Agricultural wastes encompasses all agricultural wastes such as straw, stem, stalk, leaves, husk, shell, peel, pulp, stubble, etc. which come from cereals (rice, wheat, maize or corn, sorghum, barley, millet), cotton, groundnut, jute, legumes (tomato, bean, soy) coffee, coconut, cacao, tea, fruits (banana, mango, coco, cashew) and palm oil.

A wide range of thermal technologies exists to convert the energy stored in agricultural wastes to more useful forms of energy. These technologies can be classified according to the principal energy carrier produced in the conversion process. The major methods of thermal conversion are combustion in excess air, gasification in reduced air, and pyrolysis in the absence of air.

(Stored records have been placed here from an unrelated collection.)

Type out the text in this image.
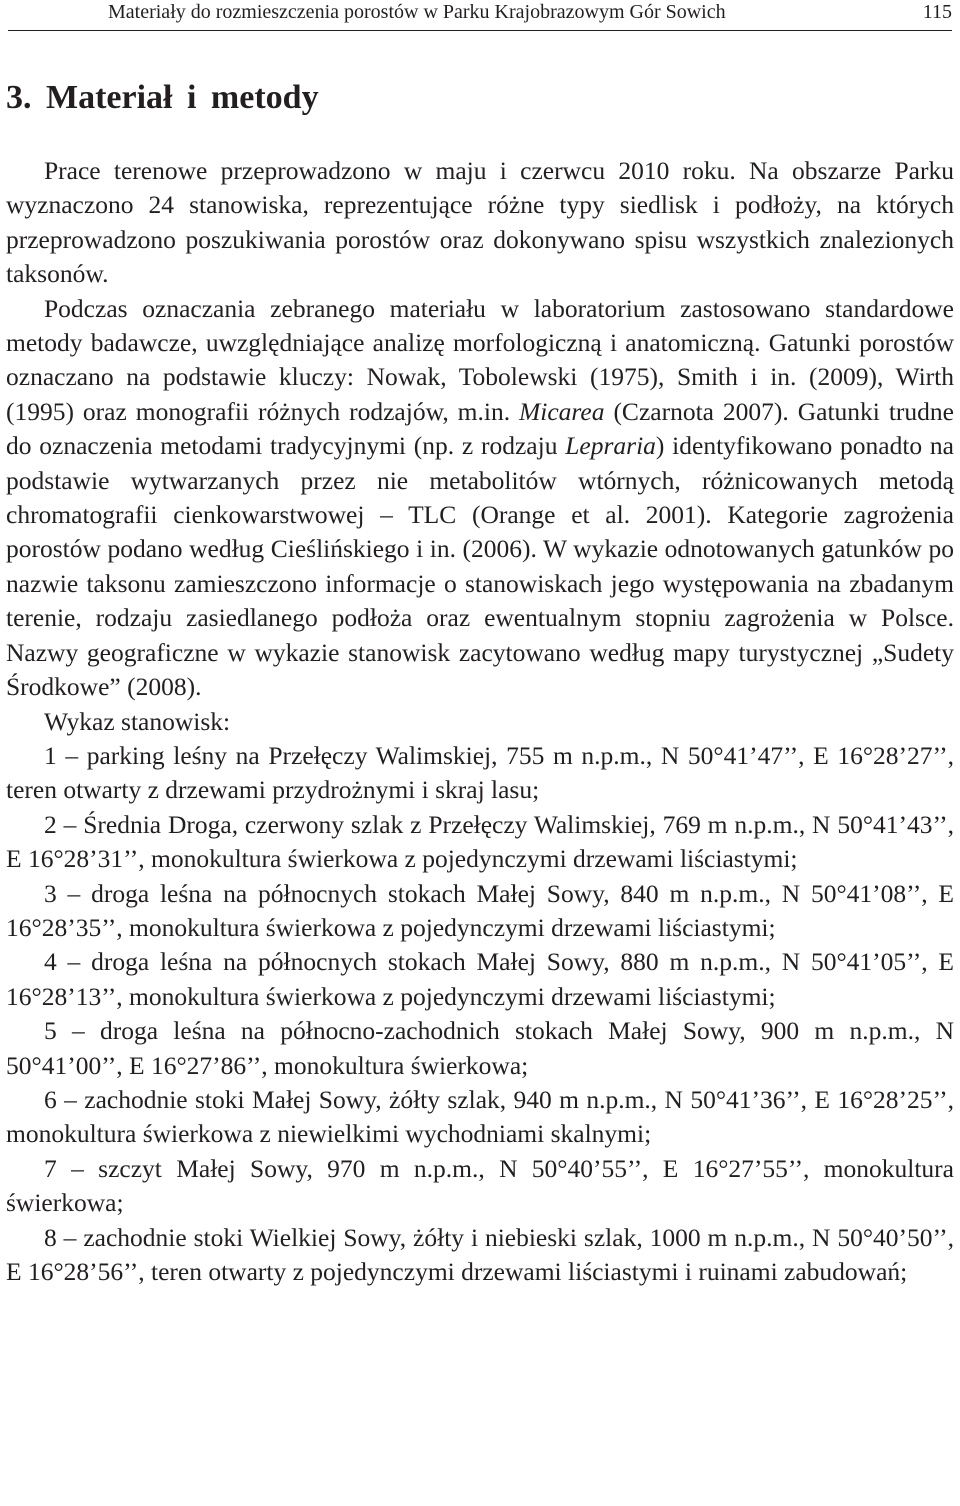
Materiały do rozmieszczenia porostów w Parku Krajobrazowym Gór Sowich	115
3. Materiał i metody

Prace terenowe przeprowadzono w maju i czerwcu 2010 roku. Na obszarze Parku wyznaczono 24 stanowiska, reprezentujące różne typy siedlisk i podłoży, na których przeprowadzono poszukiwania porostów oraz dokonywano spisu wszystkich znalezionych taksonów.

Podczas oznaczania zebranego materiału w laboratorium zastosowano standardowe metody badawcze, uwzględniające analizę morfologiczną i anatomiczną. Gatunki porostów oznaczano na podstawie kluczy: Nowak, Tobolewski (1975), Smith i in. (2009), Wirth (1995) oraz monografii różnych rodzajów, m.in. Micarea (Czarnota 2007). Gatunki trudne do oznaczenia metodami tradycyjnymi (np. z rodzaju Lepraria) identyfikowano ponadto na podstawie wytwarzanych przez nie metabolitów wtórnych, różnicowanych metodą chromatografii cienkowarstwowej – TLC (Orange et al. 2001). Kategorie zagrożenia porostów podano według Cieślińskiego i in. (2006). W wykazie odnotowanych gatunków po nazwie taksonu zamieszczono informacje o stanowiskach jego występowania na zbadanym terenie, rodzaju zasiedlanego podłoża oraz ewentualnym stopniu zagrożenia w Polsce. Nazwy geograficzne w wykazie stanowisk zacytowano według mapy turystycznej „Sudety Środkowe” (2008).

Wykaz stanowisk:

1 – parking leśny na Przełęczy Walimskiej, 755 m n.p.m., N 50°41’47’’, E 16°28’27’’, teren otwarty z drzewami przydrożnymi i skraj lasu;

2 – Średnia Droga, czerwony szlak z Przełęczy Walimskiej, 769 m n.p.m., N 50°41’43’’, E 16°28’31’’, monokultura świerkowa z pojedynczymi drzewami liściastymi;

3 – droga leśna na północnych stokach Małej Sowy, 840 m n.p.m., N 50°41’08’’, E 16°28’35’’, monokultura świerkowa z pojedynczymi drzewami liściastymi;

4 – droga leśna na północnych stokach Małej Sowy, 880 m n.p.m., N 50°41’05’’, E 16°28’13’’, monokultura świerkowa z pojedynczymi drzewami liściastymi;

5 – droga leśna na północno-zachodnich stokach Małej Sowy, 900 m n.p.m., N 50°41’00’’, E 16°27’86’’, monokultura świerkowa;

6 – zachodnie stoki Małej Sowy, żółty szlak, 940 m n.p.m., N 50°41’36’’, E 16°28’25’’, monokultura świerkowa z niewielkimi wychodniami skalnymi;

7 – szczyt Małej Sowy, 970 m n.p.m., N 50°40’55’’, E 16°27’55’’, monokultura świerkowa;

8 – zachodnie stoki Wielkiej Sowy, żółty i niebieski szlak, 1000 m n.p.m., N 50°40’50’’, E 16°28’56’’, teren otwarty z pojedynczymi drzewami liściastymi i ruinami zabudowań;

Conventional combustion technologies raise steam through the combustion of biomass. This steam may then be expanded through a conventional turbo-alternator to produce electricity. Co-firing or co-combustion of agricultural wastes with coal and other fossil fuels can provide a short-term, low-risk, low-cost option for producing renewable energy while simultaneously reducing the use of fossil fuels. Co-firing has the major advantage of avoiding the construction of new, dedicated, biomass power plant.

Gasification of agricultural wastes takes place in a restricted supply of oxygen and occurs through initial devolatilization of the biomass, combustion of the volatile material and char, and further reduction to produce a fuel gas rich in carbon monoxide and hydrogen. This combustible gas has a lower calorific value than natural gas but can still be used as fuel for boilers, for engines, and potentially for combustion turbines after cleaning the gas stream of tars and particulates. Biomass power systems using gasification has followed two divergent pathways, which are a function of the scale of operations. At sizes much less than 1MW, the preferred technology combination today is a moving bed gasifier and ICE combination, while at scales much larger than 10 MW, the combination is of a fluidized bed gasifier and a gas turbine.

Pyrolysis enables agricultural residues to be converted to a combination of solid char, gas and a liquid bio-oil. Pyrolysis technologies are generally categorized as “fast” or “slow” according to the time taken for processing the feed into pyrolysis products. Bio-oil can act as a liquid fuel or as a feedstock for chemical production. A range of bio-oil production processes are under development, including fluid bed reactors, ablative pyrolysis, entrained flow reactors, rotating cone reactors, and vacuum pyrolysis.